I think we should be looking at our general levels of behaviour to each other and also the way that youth is venerated in our society and a woman actually ageing is on a par with committing a crime.

OlDroopyMouth · 06/06/2026 09:58

I was always a looker, no false modesty for me. I dressed in an unassuming way, never interested in showing off, but I had a pretty face and a good figure. But it brought a lot of unwanted male attention, some of it criminal. As I have aged I have become invisible to men and now I feel I can unclench in a public space. I feel free. I don’t want their attention, and now they don’t want mine! One of the bonuses of age. It’s a sad one though, the majority of life being spent in dread at getting hassled.

Otterloverfrenchielady · 07/06/2026 19:31

Good god can we not want to be visible / seen / respected and not want to be leered on by letchy men?

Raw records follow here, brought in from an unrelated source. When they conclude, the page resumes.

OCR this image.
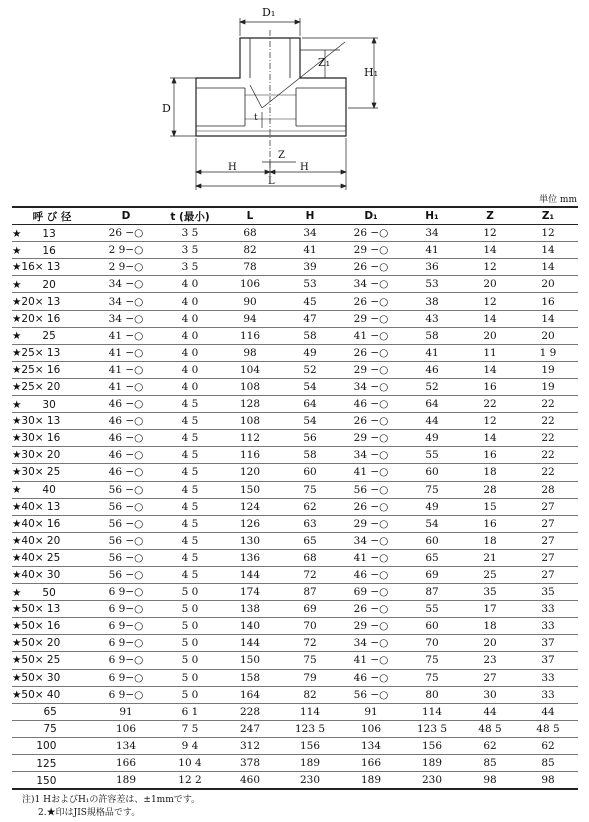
D₁
Z₁
H₁
D
t
Z
H	H
L
単位 mm
呼 び 径	D	t (最小)	L	H	D₁	H₁	Z	Z₁
★　　13	26 −○	3 5	68	34	26 −○	34	12	12
★　　16	2 9−○	3 5	82	41	29 −○	41	14	14
★16× 13	2 9−○	3 5	78	39	26 −○	36	12	14
★　　20	34 −○	4 0	106	53	34 −○	53	20	20
★20× 13	34 −○	4 0	90	45	26 −○	38	12	16
★20× 16	34 −○	4 0	94	47	29 −○	43	14	14
★　　25	41 −○	4 0	116	58	41 −○	58	20	20
★25× 13	41 −○	4 0	98	49	26 −○	41	11	1 9
★25× 16	41 −○	4 0	104	52	29 −○	46	14	19
★25× 20	41 −○	4 0	108	54	34 −○	52	16	19
★　　30	46 −○	4 5	128	64	46 −○	64	22	22
★30× 13	46 −○	4 5	108	54	26 −○	44	12	22
★30× 16	46 −○	4 5	112	56	29 −○	49	14	22
★30× 20	46 −○	4 5	116	58	34 −○	55	16	22
★30× 25	46 −○	4 5	120	60	41 −○	60	18	22
★　　40	56 −○	4 5	150	75	56 −○	75	28	28
★40× 13	56 −○	4 5	124	62	26 −○	49	15	27
★40× 16	56 −○	4 5	126	63	29 −○	54	16	27
★40× 20	56 −○	4 5	130	65	34 −○	60	18	27
★40× 25	56 −○	4 5	136	68	41 −○	65	21	27
★40× 30	56 −○	4 5	144	72	46 −○	69	25	27
★　　50	6 9−○	5 0	174	87	69 −○	87	35	35
★50× 13	6 9−○	5 0	138	69	26 −○	55	17	33
★50× 16	6 9−○	5 0	140	70	29 −○	60	18	33
★50× 20	6 9−○	5 0	144	72	34 −○	70	20	37
★50× 25	6 9−○	5 0	150	75	41 −○	75	23	37
★50× 30	6 9−○	5 0	158	79	46 −○	75	27	33
★50× 40	6 9−○	5 0	164	82	56 −○	80	30	33
　　　65	91	6 1	228	114	91	114	44	44
　　　75	106	7 5	247	123 5	106	123 5	48 5	48 5
　　 100	134	9 4	312	156	134	156	62	62
　　 125	166	10 4	378	189	166	189	85	85
　　 150	189	12 2	460	230	189	230	98	98
注)1 HおよびH₁の許容差は、±1mmです。
2.★印はJIS規格品です。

i am a wheelchair user. I either get treated like I have appeared in a puff of smoke from thin air or massively inappropriate comments from gross men. Sigh

OnlyHasEyesForLoki · 08/06/2026 07:39

I was very visible from the age of 12 or 13 when older men cat called, shouted at and even grabbed me in public. It was truly horrific. Even when I was wearing a school uniform.

The interest continued at a more age appropriate and less terrifying (and illegal!) way in my 20s and into my 30s but then it completely stopped in my late 40s.

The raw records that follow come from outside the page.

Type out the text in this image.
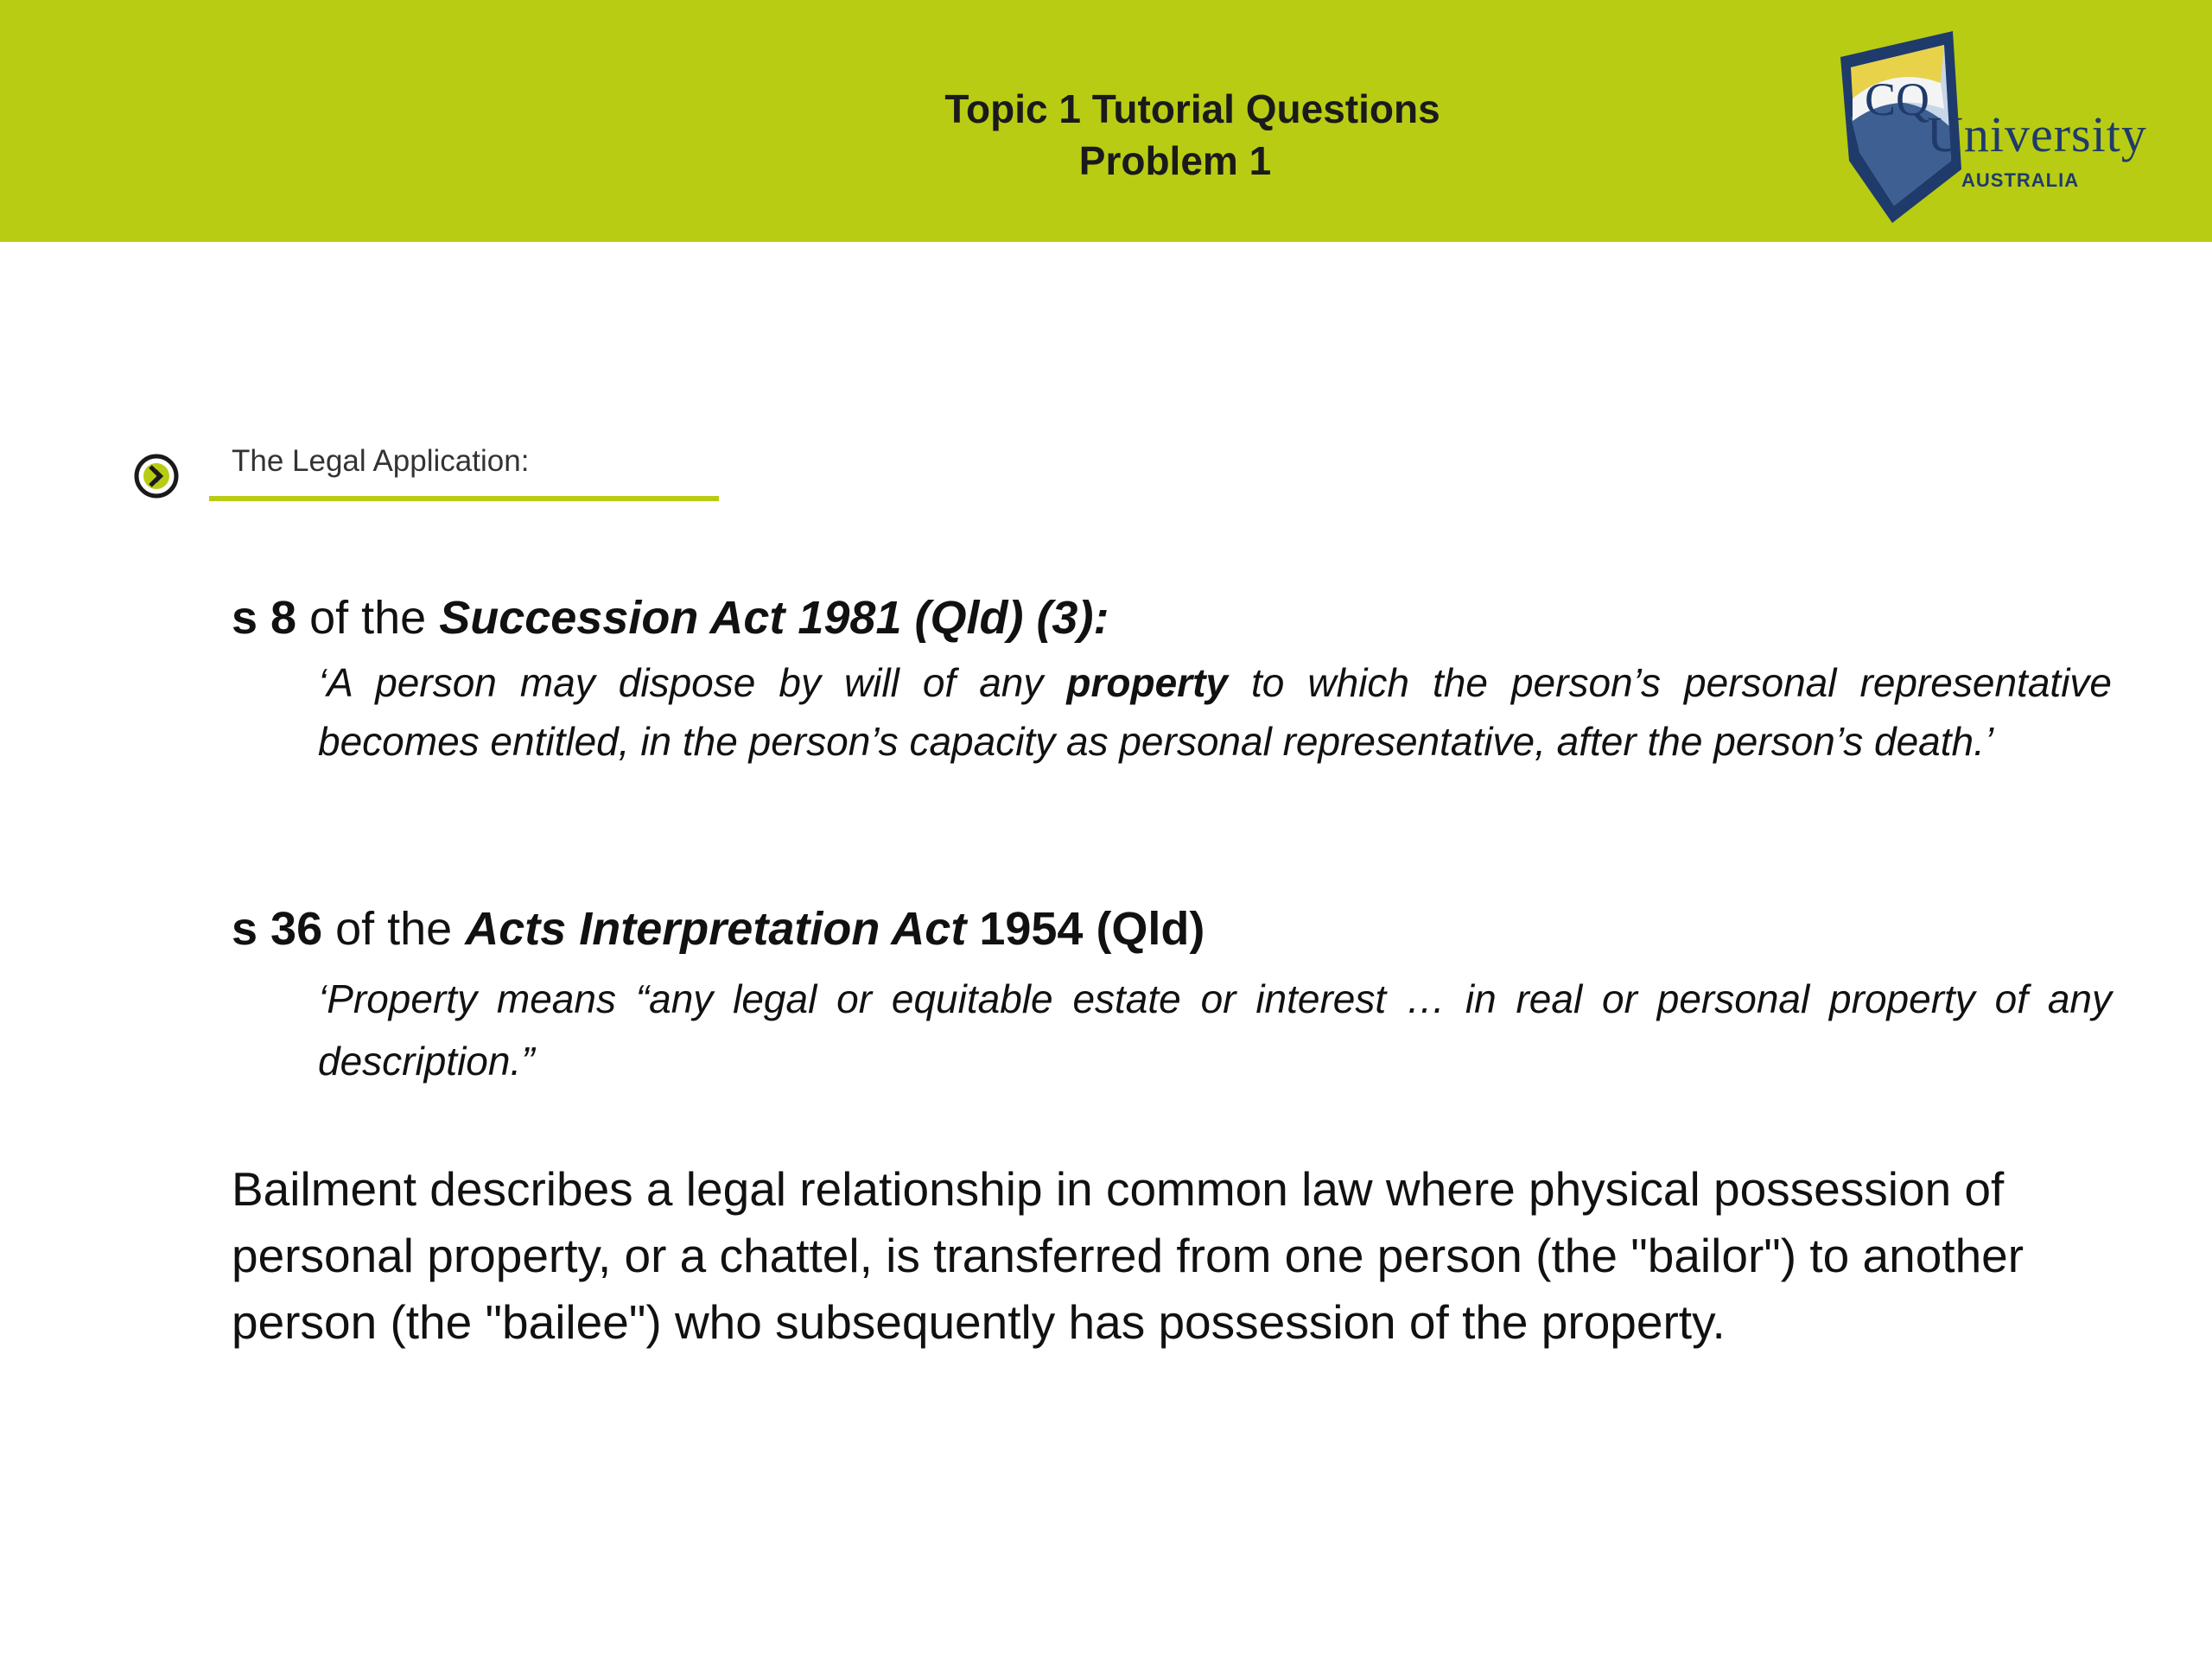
Topic 1 Tutorial Questions
Problem 1
CQ
University
AUSTRALIA
The Legal Application:
s 8 of the Succession Act 1981 (Qld) (3):
‘A person may dispose by will of any property to which the person’s personal representative becomes entitled, in the person’s capacity as personal representative, after the person’s death.’
s 36 of the Acts Interpretation Act 1954 (Qld)
‘Property means “any legal or equitable estate or interest … in real or personal property of any description.”
Bailment describes a legal relationship in common law where physical possession of personal property, or a chattel, is transferred from one person (the "bailor") to another person (the "bailee") who subsequently has possession of the property.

I’m now late 50s and a common example is - I was walking straight down a pavement for about 10 minutes yesterday and 3 different men walked either across me or straight at me and bumped into me as if I was literally invisible.

It’s bizarre. It would be nice just to be visible in the way that other men are to them. Not to perve and shout at and not to ignore and block if I don’t scurry out of the way.

Watdidusay · 08/06/2026 09:18

OnlyHasEyesForLoki · 08/06/2026 07:39

I was very visible from the age of 12 or 13 when older men cat called, shouted at and even grabbed me in public. It was truly horrific. Even when I was wearing a school uniform.

The interest continued at a more age appropriate and less terrifying (and illegal!) way in my 20s and into my 30s but then it completely stopped in my late 40s.

I’m now late 50s and a common example is - I was walking straight down a pavement for about 10 minutes yesterday and 3 different men walked either across me or straight at me and bumped into me as if I was literally invisible.

It’s bizarre. It would be nice just to be visible in the way that other men are to them. Not to perve and shout at and not to ignore and block if I don’t scurry out of the way.

Edited

I'm a bit surprised that I have not experienced anything other than this! I have always been walked directly into by men as though I don't exist.
Oddly I have never really felt invisible at work.

I'm more confused now than anything else.

OP posts:
Usernamenotav · 08/06/2026 14:57

Invisible to the male gaze- bring it on.

Invisible to the point you're ignored? Not greeted politely anymore? Having your opinion dismissed? That kind of Invisible wouldn't be very nice at all. So I think it depends what you mean by Invisible.